Ottawa wrong to threaten PEI with a carbon tax
By Todd MacKay and Paige MacPherson
This column first ran in the Charlottetown Guardian and is now free to reprint.
Ottawa’s carbon tax policy is becoming cartoon-worthy. Remember the Simpsons episode when Mr. Burns fired baseball star Don Mattingly for failing to trim his sideburns, even after the player shaved half his head? Similarly, Prime Minister Justin Trudeau is threatening Prince Edward Islanders with a carbon tax even though the province is successfully cutting emissions.
Here’s the score: Prince Edward Island’s emissions dropped by 14 per cent from 2005 to 2015, according to Environment and Climate Change Canada.

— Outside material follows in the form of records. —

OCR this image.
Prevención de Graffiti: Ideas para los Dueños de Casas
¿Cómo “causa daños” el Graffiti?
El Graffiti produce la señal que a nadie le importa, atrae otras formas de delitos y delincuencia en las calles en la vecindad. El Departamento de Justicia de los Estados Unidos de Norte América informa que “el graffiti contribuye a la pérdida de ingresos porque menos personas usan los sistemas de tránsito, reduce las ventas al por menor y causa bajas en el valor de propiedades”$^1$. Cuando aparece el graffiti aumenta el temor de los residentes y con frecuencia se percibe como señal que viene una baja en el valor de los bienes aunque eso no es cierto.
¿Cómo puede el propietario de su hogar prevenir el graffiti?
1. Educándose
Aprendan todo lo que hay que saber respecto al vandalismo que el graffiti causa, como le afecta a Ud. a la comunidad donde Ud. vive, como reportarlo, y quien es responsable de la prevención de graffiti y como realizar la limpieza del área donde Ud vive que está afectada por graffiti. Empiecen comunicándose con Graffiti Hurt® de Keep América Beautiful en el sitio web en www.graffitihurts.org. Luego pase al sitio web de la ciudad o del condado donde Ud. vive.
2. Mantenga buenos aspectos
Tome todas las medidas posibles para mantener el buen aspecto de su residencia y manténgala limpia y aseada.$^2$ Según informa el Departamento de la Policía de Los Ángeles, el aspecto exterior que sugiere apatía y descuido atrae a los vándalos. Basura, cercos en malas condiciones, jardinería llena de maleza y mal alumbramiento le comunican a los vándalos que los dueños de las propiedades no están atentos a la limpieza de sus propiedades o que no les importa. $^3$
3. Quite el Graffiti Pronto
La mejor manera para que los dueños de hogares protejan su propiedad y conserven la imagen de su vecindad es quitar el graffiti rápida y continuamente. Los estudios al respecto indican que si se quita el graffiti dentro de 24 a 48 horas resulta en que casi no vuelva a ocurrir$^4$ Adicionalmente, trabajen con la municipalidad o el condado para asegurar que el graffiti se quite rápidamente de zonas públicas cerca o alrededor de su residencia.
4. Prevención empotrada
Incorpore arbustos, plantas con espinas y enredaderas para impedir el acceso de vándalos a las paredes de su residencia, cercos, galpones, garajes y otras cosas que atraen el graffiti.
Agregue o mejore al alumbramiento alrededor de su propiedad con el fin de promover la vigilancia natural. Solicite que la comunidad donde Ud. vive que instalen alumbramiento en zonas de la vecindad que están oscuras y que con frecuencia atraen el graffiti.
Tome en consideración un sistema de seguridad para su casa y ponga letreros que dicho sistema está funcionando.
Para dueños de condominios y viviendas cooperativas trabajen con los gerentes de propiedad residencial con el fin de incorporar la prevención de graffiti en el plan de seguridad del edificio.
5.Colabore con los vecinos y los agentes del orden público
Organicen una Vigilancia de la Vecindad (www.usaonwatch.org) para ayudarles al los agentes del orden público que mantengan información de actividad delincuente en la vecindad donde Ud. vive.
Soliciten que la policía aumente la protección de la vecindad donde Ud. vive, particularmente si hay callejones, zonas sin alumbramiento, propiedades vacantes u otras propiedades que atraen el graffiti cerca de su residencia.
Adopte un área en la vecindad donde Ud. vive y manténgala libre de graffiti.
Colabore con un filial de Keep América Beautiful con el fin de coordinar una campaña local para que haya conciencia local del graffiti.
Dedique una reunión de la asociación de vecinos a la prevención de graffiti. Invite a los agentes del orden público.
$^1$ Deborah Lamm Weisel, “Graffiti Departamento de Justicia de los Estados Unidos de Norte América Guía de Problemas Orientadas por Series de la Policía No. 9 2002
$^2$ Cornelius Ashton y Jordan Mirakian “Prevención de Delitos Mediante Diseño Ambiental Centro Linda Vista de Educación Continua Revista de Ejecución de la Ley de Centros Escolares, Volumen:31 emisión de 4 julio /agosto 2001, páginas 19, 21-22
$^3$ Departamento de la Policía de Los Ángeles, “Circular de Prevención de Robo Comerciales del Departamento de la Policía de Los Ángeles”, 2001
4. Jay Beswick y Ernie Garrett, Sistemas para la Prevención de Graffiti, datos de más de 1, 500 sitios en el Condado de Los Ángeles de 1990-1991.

Under the Paris Accord, by 2030, Canada’s emissions are to be 28 per cent below 2005 levels. PEI is ahead of six other provinces in pursuit of that goal.
This raises a question.
“If the objective is to reduce carbon in the air, and we have a plan to do that, then why do we need a tax?” asked provincial Environment Minister Richard Brown. He’s rejecting the carbon tax. “We’re fighting for Islanders here.”
Opposition Leader James Aylward argues the Island is already taking important environmental steps.
“Not one of them required a carbon tax to achieve,” he said. “We can lead and protect our environment without picking the pocket of hard-working Islanders.”
Ottawa’s carbon tax is questionable. Canada produces 1.6 per cent of global emissions. A carbon tax won’t have much impact when big emitters, such as the United States, won’t impose one. But beyond the overall pointlessness, Ottawa telling PEI to reduce emissions by taxing carbon is like telling a ballplayer to trim non-existent sideburns.
Ottawa is demanding a carbon tax that will rise to $50 per tonne or about 11 cents per litre of gasoline. A University of Calgary study states the carbon tax could cost $788 per Island household. It’s a cost Ottawa is planning to impose on PEI even though it’s reducing emissions. This begs the question, is the carbon tax really about reducing emissions? Or is it just another tax?
Ottawa insists a carbon tax will make people use less fuel. But let’s check the score here, too. From 2005 to 2015, PEI’s net gas sales fell by 2.8 per cent, according to Statistics Canada. Despite that reduction, Ottawa remains determined to penalize people for the fuel they still need to use.
Here’s another important fact: Islanders already pay a lot of tax when they fill up. PEI’s provincial taxes on fuel add up to about 24 cents per litre. Combined with existing federal gas taxes, it’s already over $25 on every fill-up of a mid-size car. British Columbia’s provincial fuel taxes, including its carbon tax, add up to 22.3 cents per litre.
But Ottawa doesn’t care that Prince Edward Islanders are already paying through the nose for a basic necessity. Ottawa wants the carbon tax to force the price of gas, home heating and groceries even higher.
PEI isn’t alone in standing up to Ottawa’s carbon tax. Saskatchewan is taking Ottawa to court to block it. Ontario is joining the fray. If polls prove true, Alberta opposition leader Jason Kenney will fight the carbon tax as premier.
Even Manitoba, which supports a carbon tax, is threatening to take Ottawa to court if the feds raise the tax too high. And while it’s tough to predict what will happen in any legal contest, Manitoba’s legal analysis argues that a province could credibly challenge a federal carbon tax by showing its own policies “would reduce GHG emissions just as effectively as the approved federal measures.”
In other words, Ottawa may not care about actual results, but the courts would. Happily, the numbers are on PEI’s side.
PEI taxpayers can’t afford to shrug off Ottawa’s carbon-tax. It will make life harder for Islanders even though they’re already helping the environment. Minister Brown, keep fighting for Islanders. The strength of PEI’s case can tip the balance against Ottawa’s flawed carbon tax.
Paige MacPherson is Alberta Director of the Canadian Taxpayers Federation.